A little girl stands outside the rubble of a school building destroyed by militants on the outskirts of Bara in 2009.
Rehman noted that once the land was purchased from local owners and the electricity grid was in place, much of the hardest work for the project would be done.
But when Radio Mashaal asked a prominent member of Pakistan's National Assembly, Javad Hussain from Orukzai Agency, whether he thought Marble City would ever actually be built, the response was decidedly guarded.
"How is it possible to have development work when the tribal areas are having army operations? The people of Mohmand tribal area are leaving their homes due to the operations. The people from Kurram [another strife-torn tribal agency] are on a hunger strike in Islamabad," Hussain said.
"Schools are in a shambles. Teachers are not going to the classrooms. In this kind of bad situation, how is it possible that they have or can start any development projects?"Locals Left Out
Yet if lack of security is a big reason many people in the tribal areas have little confidence that development projects will change their lives, there are other reasons, too.
Ali Farid Khan, the chief of the Wazir tribe in South Waziristan, says that local people welcome the prospect of development projects because they hope they will generate immediate jobs, starting with the construction phase.
But he says that many people have been disappointed to see that the construction phase of many of infrastructure projects is handled mostly by the Pakistani Army's public-works division, which provides its own labor force.
Worse, Khan says, local people, even tribal leaders like him, do not feel their opinions matter. "Everybody in the tribal areas is [constitutionally] supposed to hold stakes or shares in the area's natural resources," Khan says. "But nobody informs us. I am not talking just about myself; I am talking about any members of my tribe."
The Pakistani Army says it undertakes reconstruction projects because it can provide security for them in an area where that remains a major concern. Militants targeting infrastructure projects in the FATA have sabotaged roads, destroyed bridges, and blown up many government school buildings in addition to electricity towers and medical clinics.

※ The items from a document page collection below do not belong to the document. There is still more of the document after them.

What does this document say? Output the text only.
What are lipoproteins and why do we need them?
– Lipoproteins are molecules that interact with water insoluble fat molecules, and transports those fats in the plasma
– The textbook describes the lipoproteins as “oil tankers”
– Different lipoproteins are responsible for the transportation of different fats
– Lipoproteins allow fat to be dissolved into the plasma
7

The local complaints about the development process do not mean no progress has been made. Among the major construction projects since 2001 are a road connecting the Khyber and Kurram agencies, and a road in South Waziristan. At the same time, several dams have been completed and irrigation in surrounding areas improved.

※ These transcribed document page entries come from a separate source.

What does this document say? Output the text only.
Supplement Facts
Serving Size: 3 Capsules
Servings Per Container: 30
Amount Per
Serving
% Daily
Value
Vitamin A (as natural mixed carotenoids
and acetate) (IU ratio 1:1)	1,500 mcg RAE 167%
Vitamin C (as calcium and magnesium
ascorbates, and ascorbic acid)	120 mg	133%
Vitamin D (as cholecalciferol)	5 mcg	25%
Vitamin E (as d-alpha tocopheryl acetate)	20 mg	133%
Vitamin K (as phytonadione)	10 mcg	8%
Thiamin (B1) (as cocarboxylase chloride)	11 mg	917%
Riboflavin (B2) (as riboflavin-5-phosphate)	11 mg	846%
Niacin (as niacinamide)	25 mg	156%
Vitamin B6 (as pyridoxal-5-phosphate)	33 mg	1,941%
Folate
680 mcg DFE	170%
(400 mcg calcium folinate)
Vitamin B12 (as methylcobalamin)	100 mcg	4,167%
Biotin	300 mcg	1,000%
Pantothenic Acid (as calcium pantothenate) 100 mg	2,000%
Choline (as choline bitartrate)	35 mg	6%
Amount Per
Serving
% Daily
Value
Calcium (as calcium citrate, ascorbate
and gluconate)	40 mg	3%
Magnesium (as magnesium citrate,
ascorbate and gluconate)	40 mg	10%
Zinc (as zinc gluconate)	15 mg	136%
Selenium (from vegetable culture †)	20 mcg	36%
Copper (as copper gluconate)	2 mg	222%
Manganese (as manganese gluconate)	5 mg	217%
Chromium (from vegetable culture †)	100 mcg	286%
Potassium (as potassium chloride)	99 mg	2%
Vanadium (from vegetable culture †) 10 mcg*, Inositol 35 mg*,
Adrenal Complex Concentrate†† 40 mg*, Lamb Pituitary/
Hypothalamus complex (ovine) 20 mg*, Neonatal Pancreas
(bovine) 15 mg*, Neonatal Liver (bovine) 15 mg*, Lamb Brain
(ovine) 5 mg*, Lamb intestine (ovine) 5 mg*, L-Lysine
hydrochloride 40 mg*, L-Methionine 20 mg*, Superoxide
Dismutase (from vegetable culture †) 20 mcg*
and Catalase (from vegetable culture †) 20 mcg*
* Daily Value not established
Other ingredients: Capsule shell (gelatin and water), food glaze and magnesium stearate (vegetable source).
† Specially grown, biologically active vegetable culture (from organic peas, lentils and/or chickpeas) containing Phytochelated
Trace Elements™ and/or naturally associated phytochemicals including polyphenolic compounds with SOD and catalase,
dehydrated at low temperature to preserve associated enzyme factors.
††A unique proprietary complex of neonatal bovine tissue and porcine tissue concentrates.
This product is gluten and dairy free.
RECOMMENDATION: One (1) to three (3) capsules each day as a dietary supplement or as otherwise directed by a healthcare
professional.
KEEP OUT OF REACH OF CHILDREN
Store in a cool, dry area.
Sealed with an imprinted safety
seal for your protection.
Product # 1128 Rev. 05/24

Pakistani development officials are quick to defend the record of reconstruction work in the FATA, and none more so than officials at FATADA. Planning manager Rehman says there is more progress than the public generally knows:
"The media never reports the successes, even though we put out information about our work," Rehman says. "When we give press conferences they don't come."
The fact that the press does not come is true. But the reasons for that are perhaps the strangest disconnect of all in what should be a vigorous government effort to convince the tribal areas that development is on the way.
To enter the FATA, media members must first obtain permission from the Pakistani military, which cites security concerns in tightly restricting access. And even local media -- which consist mostly of a plethora of community FM stations throughout the tribal areas -- say they are not informed of development efforts, much less invited to witness the progress.
All this might suggest that if the development drive is to succeed, a good place to start could be to better involve the public. The FATADA website in English may make reassuring reading for people abroad, but it also illustrates the size of the communications gap at home.